Во вторник на последней неделе перед Рождеством о. Василий поздно вернулся из церкви; в темных холодных сенях его остановила чья-то рука, и охрипший голос прошептал:
– Василий, не ходи туда.
По страху в голосе он узнал, что это попадья, и остановился.
– Я уж час жду тебя. Замерзла вся! – Она ляскнула зубами от внезапной дрожи.
– Что случилось? Пойдем.
– Нет! нет! Слушай! Настя… я вошла, а она стоит перед зеркалом и делает лицо, как он, и руки, как он…
– Пойдем.
Он силой увел в комнаты сопротивлявшуюся попадью, и там, озираясь, дрожа от холода и страха, она рассказала. Она шла в комнату, чтобы полить цветы, и увидела: Настя стоит тихо перед зеркалом, и в зеркале видно ее лицо, но не такое, как всегда, а странно бессмысленное, с дико искривленным ртом и перекосившимися глазами. Потом так же тихо Настя подняла руки и, загнув напряженно пальцы, как у идиота, потянулась ими к своему изображению – и все кругом было так тихо, и все это было так страшно и так не похоже на правду, что попадья вскрикнула и уронила лейку. А Настя убежала. И теперь она не знает наверное, было ли это в действительности, или ей пригрезилось.
– Позови Настю и приходи сама, – приказал поп.
Пришла Настя и остановилась у порога. Лицо у нее было длинное, костлявое, как у отца, и стояла она, как обычно стоял он при разговоре: вытянув шею немного набок, с угрюмым взглядом исподлобья. И руки держала назади, как он.
– Настя! Зачем ты делаешь это? – сурово, но спокойно спросил о. Василий.
– Что?
– Мать видела тебя перед зеркалом. Зачем ты делаешь? Ведь он больной.
– Нет, он не больной. Он дерет меня за волосы.

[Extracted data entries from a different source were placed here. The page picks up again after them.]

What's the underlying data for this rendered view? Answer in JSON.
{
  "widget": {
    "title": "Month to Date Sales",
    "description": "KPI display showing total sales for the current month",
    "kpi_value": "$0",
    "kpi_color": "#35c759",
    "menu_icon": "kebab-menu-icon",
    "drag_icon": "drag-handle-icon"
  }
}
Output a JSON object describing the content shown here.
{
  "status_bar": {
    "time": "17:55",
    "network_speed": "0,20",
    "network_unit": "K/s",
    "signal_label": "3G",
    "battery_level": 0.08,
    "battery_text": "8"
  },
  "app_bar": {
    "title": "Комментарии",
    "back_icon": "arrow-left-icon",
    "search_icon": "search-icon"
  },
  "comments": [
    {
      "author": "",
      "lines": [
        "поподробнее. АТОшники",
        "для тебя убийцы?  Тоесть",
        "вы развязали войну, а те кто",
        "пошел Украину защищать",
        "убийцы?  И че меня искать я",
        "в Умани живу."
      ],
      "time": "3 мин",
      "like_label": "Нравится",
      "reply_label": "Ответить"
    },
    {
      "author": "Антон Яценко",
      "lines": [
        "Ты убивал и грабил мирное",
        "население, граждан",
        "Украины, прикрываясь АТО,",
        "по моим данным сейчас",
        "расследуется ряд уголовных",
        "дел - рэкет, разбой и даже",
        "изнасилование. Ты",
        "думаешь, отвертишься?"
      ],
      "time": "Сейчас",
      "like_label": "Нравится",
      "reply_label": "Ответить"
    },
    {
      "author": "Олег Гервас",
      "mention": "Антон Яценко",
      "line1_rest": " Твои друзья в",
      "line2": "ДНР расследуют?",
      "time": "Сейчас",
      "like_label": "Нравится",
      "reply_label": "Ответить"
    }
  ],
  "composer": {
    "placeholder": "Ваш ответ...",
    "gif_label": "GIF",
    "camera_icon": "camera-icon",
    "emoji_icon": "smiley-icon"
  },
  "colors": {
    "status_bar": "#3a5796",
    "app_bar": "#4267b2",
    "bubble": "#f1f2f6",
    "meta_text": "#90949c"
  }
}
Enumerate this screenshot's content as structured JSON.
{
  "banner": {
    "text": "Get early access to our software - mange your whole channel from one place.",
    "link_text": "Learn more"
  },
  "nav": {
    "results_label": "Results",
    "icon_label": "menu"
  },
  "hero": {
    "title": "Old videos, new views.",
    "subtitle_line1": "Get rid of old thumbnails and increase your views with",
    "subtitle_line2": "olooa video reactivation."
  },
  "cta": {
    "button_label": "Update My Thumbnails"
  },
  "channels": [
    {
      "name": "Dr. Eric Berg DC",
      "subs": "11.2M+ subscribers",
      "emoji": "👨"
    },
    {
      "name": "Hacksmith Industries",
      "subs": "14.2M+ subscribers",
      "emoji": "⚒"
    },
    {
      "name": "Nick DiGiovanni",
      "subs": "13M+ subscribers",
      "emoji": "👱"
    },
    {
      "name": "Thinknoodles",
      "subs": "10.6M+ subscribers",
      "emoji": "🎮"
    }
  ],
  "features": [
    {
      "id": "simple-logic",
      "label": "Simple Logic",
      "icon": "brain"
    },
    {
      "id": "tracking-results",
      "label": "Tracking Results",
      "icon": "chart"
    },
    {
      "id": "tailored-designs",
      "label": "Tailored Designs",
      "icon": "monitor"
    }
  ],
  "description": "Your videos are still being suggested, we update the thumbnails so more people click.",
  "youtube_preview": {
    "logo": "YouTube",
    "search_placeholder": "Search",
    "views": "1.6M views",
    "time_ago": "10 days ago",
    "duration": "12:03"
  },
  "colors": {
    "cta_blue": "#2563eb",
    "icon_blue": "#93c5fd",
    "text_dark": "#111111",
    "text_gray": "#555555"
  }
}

– Зачем же ты делаешь, как он? Разве тебе нравится лицо, как у него?
Настя угрюмо смотрела в сторону.
– Не знаю, – ответила она. И со странной откровенностью взглянула в глаза отцу и решительно добавила: – Нравится.
О. Василий всматривался в нее и молчал.
– А вам не нравится? – полуутвердительно спросила Настя.
– Нет.
– А зачем же вы о нем думаете? Я бы его убила.

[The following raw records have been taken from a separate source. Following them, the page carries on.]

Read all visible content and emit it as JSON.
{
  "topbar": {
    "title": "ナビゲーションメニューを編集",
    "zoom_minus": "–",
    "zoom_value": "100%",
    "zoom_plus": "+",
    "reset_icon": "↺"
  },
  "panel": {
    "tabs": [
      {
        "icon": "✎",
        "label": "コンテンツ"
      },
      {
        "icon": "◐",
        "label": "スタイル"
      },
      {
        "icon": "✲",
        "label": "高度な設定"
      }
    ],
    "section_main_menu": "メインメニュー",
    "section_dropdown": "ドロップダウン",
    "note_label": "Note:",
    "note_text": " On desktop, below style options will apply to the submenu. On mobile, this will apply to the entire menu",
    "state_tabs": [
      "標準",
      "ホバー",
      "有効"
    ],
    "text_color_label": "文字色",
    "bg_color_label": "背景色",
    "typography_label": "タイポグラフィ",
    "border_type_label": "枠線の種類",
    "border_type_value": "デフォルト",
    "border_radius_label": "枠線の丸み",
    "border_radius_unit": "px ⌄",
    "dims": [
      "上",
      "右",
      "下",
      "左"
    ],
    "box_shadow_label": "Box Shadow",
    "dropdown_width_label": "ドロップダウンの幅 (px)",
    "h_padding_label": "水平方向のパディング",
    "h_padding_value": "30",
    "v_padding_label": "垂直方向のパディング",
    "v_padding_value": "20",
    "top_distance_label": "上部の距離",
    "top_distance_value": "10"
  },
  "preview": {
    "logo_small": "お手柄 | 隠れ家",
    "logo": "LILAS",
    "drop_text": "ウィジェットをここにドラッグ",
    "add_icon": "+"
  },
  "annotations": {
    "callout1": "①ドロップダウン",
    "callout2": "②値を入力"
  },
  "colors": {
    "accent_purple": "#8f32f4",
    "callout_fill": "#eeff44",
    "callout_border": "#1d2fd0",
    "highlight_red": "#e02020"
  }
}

О. Василию показалось, что и сейчас Настя делает лицо, как у идиота: что-то тупое и зверское пробежало в скулах и сдвинуло глаза.
– Ступай! – резко сказал он.
Но Настя не двигалась с места и с тою же странною откровенностью смотрела отцу прямо в глаза. И лицо ее не было похоже на отвратительную маску идиота.
– А обо мне вы не думаете, – сказала она просто, как безразличную правду.
И тогда в нарастающей мгле зимних сумерек между ними, похожими и разными, произошел короткий и странный разговор:
– Ты дочь моя? Почему же я этого не знал? Ты знаешь?
– Нет.
– Пойди и поцелуй меня.
– Не хочу.
– Ты меня не любишь?
– Нет. Я никого не люблю.
– Как и я! – И ноздри попа раздулись от сдержанного смеха.
– А вы тоже никого не любите? А маму? Она очень пьет. Ее я тоже бы убила.
– А меня?
– Вас нет. Вы со мною разговариваете. Мне вас бывает жалко. Очень, знаете ли, тяжело, когда такой сын – дурачок. Он страшно злой. Вы еще не знаете, какой он злой. Он живых прусаков ест. Я ему дала десять штук, и он всех съел.
Не отходя от двери, она осторожно присела на краешек стула, как служанка, сложила руки на коленях и ждала.
– Скучно, Настя! – задумчиво сказал поп.
Неторопливо и важно она согласилась:
– Конечно, скучно.
– А Богу ты молишься?
– Как же, молюсь. Только по вечерам, а утром некогда, работы много. Подмети, постели убери, посуду помой, Ваське чаю приготовь, подай – сами знаете, сколько дела.
– Как горничная, – неопределенно сказал о. Василий.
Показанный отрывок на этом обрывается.